In this series, I will focus on providing a helpful diagnostic process, and the associated tools of the trade to help make each step of the process easier. The following will show what is planned to be included in each of these posts. As articles are added to the series, I will change these items to links for ease of use.
- Metrics! What Really Matters to You? - How to get started with performance optimizations.
- Users & Environment - Factor out problems before we start!
- Client-Side - Validate your Architecture - Making sure that your application is setting you up for success and identifying bottlenecks
- Server-Side - Finding those trouble spots, and the proper process to identify them.
At the end of the series, you should have a good understanding of how to go about reviewing your own applications and resolving performance issues that might be identified. Along the way feel free to share your own experiences in the comments!
Metrics! What Really Matters to You?
We are talking about Web Application Performance so why am I starting with metrics? The answer is quite simple, everyone evaluates the performance of applications under a different set of tooling. Identifying from the beginning the metrics that you want to put the most merit in is actually the most important thing to consider.
For example, some companies want to optimize the application for the best overall throughput, or the number of users served in a given amount of time. Others want to ensure that their application is scoring more than __ on the ____ test. (Insert the scores and name of your favorite test.) Others are looking for more generic and simplistic goals such as all pages under standard load situations must respond in less than 2 seconds.
What you determine here as the right metric is totally up to you. It is important to know these metrics and ensure that all of the work done down the road is continually validating your experiences against this given metric. This is the reason it is important to set this goal now, rather than to set this part way down the road. If you are set to optimize your site to handle 500 users at the same time, when performing all of the other tests and optimizations discussed in this series you need to ensure that the site is loaded with your desired load. As it isn't a valid test otherwise.
I cannot tell you here what is the right or wrong metric to optimize for.
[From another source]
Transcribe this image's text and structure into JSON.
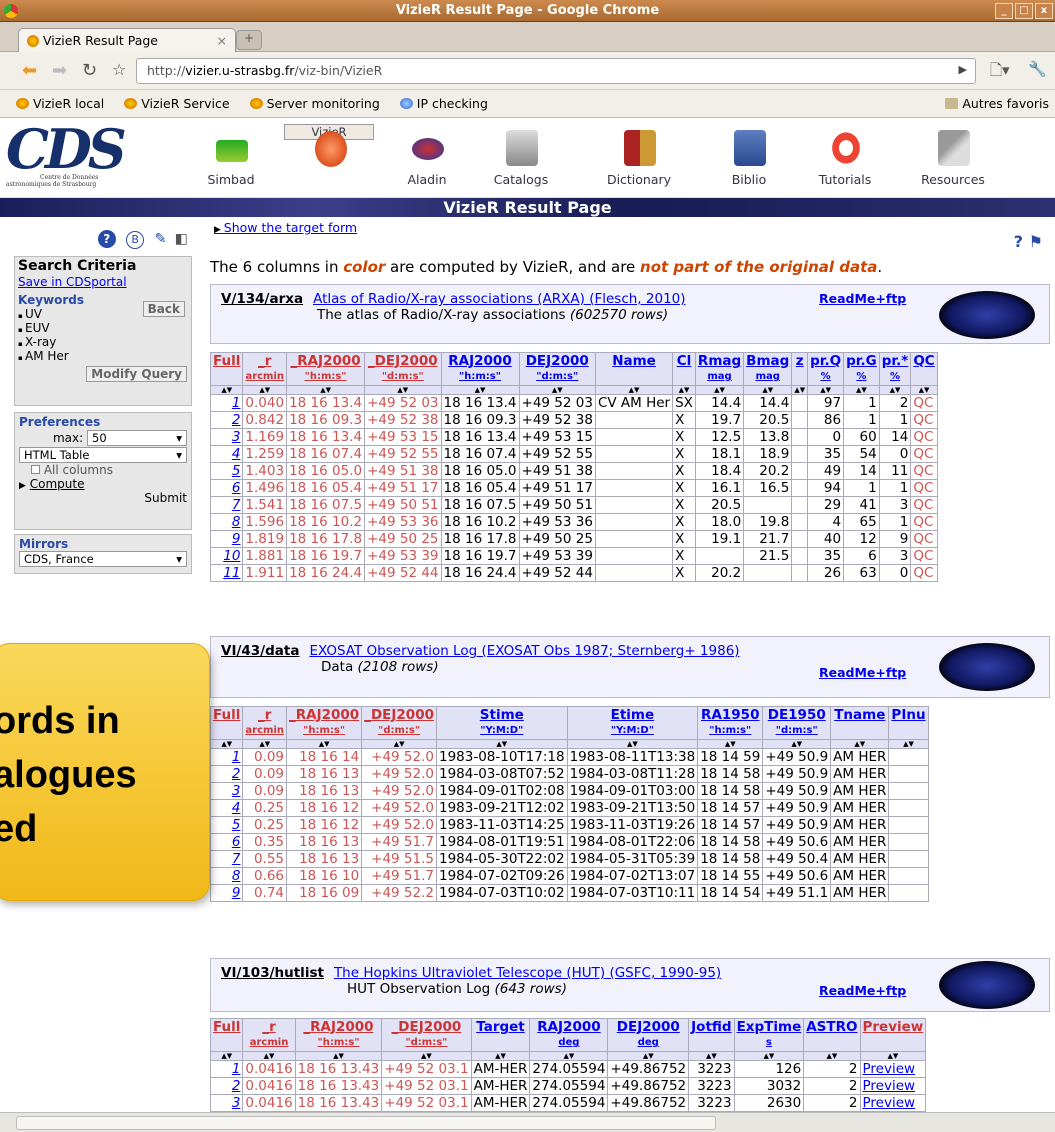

If you have no idea, going for the sub-2-second page load is a great way to start with your application and will help ensure that overall you are providing good user experience.
Tracking The Metric!
Now that you have identified the metric you want to improve, the most important part to do is take a baseline measurement. This involves taking your application and testing the current performance against your desired metric. If using a speed-based metric, ensure that you record the connection that you came from, the browser that you were using, and make not of anything else that might have impacted performance. The goal here is to be able, as accurately as possible, to re-test against this metric incrementally as you work on optimizing your application.
By testing, and re-testing against your metric of choice along the way you will be able to identify the things that help, and the things that hurt performance. For this reason, I cannot stress enough that this preliminary stage of evaluation is actually the most important portion of any performance optimization cycle. If you don't have metrics to show you where you came from and to validate where you landed in the end, how can you prove improvement?
Now that we know which metric we are shooing for, in the next post in this series we will discuss users & environmental issues that can either impact performance or impact the quality of our testing process. Working towards the final goal of improving your application performance.